At this early molecular stage, there was no possibility of purpose because there were no thinking brains. But we humans do have the capacity for purposeful actions. So the question becomes, when does the transition between a nonthinking amoeba and a modern human occur?

A single-cell amoeba can move toward food and away from danger, but it is only in response to perceptions in the present moment. There isn’t any forethought, and without forethought, there is no purpose, because purpose has a goal in the unseen future. Squirrels search their worlds for food too, and they have much larger brains than an amoeba, and when their work is done they have the forethought to go to their homes for rest. Is this trek homeward founded on forethought or is it just a response to external reminders like it’s getting dark? During last year’s eclipse, people remarked that the birds behaved like it was resting time. Were the birds thinking or just reacting to a darkening of the sun? I didn’t hear anyone comment about squirrels.
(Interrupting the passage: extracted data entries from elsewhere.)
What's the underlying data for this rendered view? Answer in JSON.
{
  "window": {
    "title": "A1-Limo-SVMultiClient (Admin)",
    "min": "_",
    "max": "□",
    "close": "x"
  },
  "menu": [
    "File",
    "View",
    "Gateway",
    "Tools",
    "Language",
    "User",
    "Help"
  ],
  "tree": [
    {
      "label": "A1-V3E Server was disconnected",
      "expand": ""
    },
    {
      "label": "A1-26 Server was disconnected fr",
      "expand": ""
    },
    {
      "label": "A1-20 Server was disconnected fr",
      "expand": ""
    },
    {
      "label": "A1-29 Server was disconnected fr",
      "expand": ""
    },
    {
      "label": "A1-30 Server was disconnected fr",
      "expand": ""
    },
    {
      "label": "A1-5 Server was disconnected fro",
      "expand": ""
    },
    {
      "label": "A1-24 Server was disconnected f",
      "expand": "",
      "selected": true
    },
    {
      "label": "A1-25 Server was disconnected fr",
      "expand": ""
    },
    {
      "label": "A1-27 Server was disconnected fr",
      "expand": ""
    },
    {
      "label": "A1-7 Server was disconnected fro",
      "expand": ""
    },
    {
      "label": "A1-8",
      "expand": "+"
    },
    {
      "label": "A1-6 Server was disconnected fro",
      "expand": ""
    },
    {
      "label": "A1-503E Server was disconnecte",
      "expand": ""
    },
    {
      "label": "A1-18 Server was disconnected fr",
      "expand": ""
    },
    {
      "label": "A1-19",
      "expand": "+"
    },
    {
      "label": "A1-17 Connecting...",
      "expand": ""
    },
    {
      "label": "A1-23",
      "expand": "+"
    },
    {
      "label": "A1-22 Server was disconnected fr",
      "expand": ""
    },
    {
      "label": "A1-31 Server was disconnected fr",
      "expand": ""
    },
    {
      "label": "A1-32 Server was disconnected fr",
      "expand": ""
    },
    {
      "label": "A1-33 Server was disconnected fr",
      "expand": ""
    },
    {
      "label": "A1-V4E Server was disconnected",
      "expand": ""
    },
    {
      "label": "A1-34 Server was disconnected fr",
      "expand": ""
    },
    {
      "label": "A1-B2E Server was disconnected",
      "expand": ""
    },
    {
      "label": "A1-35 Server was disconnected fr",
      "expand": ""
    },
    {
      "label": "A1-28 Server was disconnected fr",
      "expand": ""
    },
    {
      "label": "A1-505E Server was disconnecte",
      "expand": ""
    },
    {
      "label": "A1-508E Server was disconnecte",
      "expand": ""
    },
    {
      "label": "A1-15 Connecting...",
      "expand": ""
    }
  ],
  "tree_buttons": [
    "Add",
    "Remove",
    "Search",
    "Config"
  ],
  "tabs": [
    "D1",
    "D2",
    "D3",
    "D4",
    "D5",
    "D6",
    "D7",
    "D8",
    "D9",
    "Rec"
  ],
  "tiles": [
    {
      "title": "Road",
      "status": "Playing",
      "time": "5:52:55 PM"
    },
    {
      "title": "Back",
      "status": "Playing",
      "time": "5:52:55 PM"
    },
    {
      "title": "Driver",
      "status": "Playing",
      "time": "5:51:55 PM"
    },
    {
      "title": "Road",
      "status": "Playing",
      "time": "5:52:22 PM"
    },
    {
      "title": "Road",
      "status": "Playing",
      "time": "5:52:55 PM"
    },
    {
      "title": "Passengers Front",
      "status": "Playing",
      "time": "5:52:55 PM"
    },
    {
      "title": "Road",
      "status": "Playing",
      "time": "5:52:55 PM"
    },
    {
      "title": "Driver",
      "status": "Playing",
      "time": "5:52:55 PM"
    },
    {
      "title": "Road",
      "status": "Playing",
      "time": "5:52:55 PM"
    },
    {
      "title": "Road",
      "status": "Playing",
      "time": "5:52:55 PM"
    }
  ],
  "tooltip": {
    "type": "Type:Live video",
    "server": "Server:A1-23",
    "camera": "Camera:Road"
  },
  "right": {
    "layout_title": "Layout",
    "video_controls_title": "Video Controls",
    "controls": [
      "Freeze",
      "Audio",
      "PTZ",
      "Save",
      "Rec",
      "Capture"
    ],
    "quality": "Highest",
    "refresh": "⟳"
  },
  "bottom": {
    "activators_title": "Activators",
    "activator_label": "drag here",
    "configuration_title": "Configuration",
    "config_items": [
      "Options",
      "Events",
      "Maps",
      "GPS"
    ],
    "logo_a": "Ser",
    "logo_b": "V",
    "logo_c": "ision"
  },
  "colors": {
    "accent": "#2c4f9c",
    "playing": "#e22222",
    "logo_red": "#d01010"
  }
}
At the animal level, it appears that life is a process of eating to gain energy, having sex to reproduce the species, and resting so they can do it again. But these actions are driven by responses to the animals’ inbred genetic history. They don’t think about reproducing the species, they just do what they feel is needed, which is driven by a genetic history of what works. Their DNA goes along for the ride and gets reproduced and the species continues, but it doesn’t think or possess meaning in its actions. DNA behaves like an advanced form of those first long chains of molecules that could break into identical daughters.

It now seems that most of our human meaning is to continue doing what we routinely do. It is only when we pause to consider what the effects of our potential behaviors might bring in the future that the idea of meaning begins to have a purpose. The purpose is guiding things toward a self-chosen goal that is set in the non-visible future.

What is called gossip is a form of predicting social interactions, and it is a driver of human evolution toward better prediction.